Genetic models of hypertension, whether polygenetic such as the SHR or monogenetic such as the (mRen2)27 and mRen2.Lewis rats, exhibit a phenotype consistent with increased actions of Ang II either in the systemic circulation or in tissues including the brain, or both. While SHR express elevated AT₁ receptors, the hypertensive strains used in our study functionally over express Ang II and under express Ang-(1–7),^31,33 suggesting the exact mechanisms underlying the hypertension differ. In addition, investigation of differences in biochemical pathways in SHR versus WKY is limited by the potential for strain differences.
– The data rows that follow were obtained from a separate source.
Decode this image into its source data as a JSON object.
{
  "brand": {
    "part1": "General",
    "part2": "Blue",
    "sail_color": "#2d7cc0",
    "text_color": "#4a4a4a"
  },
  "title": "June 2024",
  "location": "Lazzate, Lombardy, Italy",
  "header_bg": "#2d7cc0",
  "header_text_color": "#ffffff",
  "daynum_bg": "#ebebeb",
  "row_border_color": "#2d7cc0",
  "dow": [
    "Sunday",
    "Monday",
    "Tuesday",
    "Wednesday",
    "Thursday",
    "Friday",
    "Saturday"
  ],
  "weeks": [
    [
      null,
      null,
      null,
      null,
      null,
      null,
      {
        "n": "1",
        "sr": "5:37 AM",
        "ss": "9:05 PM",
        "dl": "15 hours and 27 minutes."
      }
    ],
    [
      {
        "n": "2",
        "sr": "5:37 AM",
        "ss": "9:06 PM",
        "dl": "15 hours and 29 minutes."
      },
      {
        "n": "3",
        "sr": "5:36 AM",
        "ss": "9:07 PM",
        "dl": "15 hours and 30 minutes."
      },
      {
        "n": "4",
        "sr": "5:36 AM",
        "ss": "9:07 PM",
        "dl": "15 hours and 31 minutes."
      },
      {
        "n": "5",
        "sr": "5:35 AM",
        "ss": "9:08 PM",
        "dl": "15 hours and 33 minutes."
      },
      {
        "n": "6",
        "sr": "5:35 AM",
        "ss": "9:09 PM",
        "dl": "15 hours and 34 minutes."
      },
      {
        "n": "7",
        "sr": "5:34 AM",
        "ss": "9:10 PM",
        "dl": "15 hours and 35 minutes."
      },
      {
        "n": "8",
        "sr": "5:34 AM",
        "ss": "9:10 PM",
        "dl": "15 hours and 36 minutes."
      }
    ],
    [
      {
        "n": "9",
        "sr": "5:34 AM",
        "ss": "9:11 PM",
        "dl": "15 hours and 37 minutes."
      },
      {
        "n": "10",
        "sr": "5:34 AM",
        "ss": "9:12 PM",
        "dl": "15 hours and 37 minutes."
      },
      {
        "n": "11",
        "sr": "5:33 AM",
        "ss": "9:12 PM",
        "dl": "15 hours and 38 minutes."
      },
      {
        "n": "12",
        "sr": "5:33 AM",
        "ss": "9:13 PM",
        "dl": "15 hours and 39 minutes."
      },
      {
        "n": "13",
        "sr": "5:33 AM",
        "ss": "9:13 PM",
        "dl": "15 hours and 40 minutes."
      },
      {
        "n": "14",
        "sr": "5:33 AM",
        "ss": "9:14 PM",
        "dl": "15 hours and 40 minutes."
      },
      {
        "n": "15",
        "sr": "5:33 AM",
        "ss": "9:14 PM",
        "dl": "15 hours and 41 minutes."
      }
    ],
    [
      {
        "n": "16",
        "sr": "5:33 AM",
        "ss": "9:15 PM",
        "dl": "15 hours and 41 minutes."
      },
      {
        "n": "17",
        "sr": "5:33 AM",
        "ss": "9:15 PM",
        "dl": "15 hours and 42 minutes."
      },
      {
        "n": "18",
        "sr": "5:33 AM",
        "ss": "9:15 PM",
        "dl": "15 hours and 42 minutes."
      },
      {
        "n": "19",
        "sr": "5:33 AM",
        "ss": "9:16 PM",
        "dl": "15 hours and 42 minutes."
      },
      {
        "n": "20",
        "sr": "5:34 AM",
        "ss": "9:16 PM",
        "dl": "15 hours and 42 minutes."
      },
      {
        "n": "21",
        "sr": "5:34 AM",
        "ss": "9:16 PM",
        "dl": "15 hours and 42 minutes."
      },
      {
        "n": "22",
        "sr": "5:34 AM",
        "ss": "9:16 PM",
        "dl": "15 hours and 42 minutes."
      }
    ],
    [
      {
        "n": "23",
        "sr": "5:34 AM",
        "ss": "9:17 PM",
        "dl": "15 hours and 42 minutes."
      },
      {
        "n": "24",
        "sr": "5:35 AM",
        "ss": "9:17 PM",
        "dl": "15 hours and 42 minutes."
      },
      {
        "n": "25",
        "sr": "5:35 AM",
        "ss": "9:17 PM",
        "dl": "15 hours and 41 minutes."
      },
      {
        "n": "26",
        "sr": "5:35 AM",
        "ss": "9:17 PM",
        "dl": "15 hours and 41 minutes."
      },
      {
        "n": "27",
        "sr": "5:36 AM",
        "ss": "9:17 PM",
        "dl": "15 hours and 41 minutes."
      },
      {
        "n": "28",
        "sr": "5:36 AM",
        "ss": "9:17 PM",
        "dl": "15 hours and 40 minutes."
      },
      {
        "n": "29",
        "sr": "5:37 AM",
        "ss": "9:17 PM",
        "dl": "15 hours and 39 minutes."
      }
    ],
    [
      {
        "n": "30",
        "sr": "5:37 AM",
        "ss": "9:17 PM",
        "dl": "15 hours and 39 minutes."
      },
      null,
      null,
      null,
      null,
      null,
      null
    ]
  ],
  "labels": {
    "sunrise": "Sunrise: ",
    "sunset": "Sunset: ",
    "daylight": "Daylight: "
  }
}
The comparison of mRen2.Lewis congenic animals with the inbred Lewis control strain, as well as comparison of outbred (mRen2)27 transgenic rats with the outbred HnSD control strain show remarkably similar results with respect to the involvement of the PI₃K pathway in regulation of MAP and BRS in animals exhibiting chronic hypertension and not in the control normotensive strains. Therefore, the current findings strengthen the concept that alterations in this signal transduction pathway are a crucial feature of brainstem neural cell function accompanying the hypertensive phenotype. Importantly, the current data also support the hypothesis that the central RAS not only utilizes the PI₃K pathway in regulation of the SNS, but the RAS may also be involved in the regulation or recruitment of this same pathway. Since the PI₃K pathway mediates actions of other hormones, such as insulin, ⁴³ within the NTS of normotensive animals, understanding the mechanisms for differential activation of the pathway by Ang II in the hypertensive animals will be key to improved therapeutic interventions in cardiovascular as well as metabolic diseases.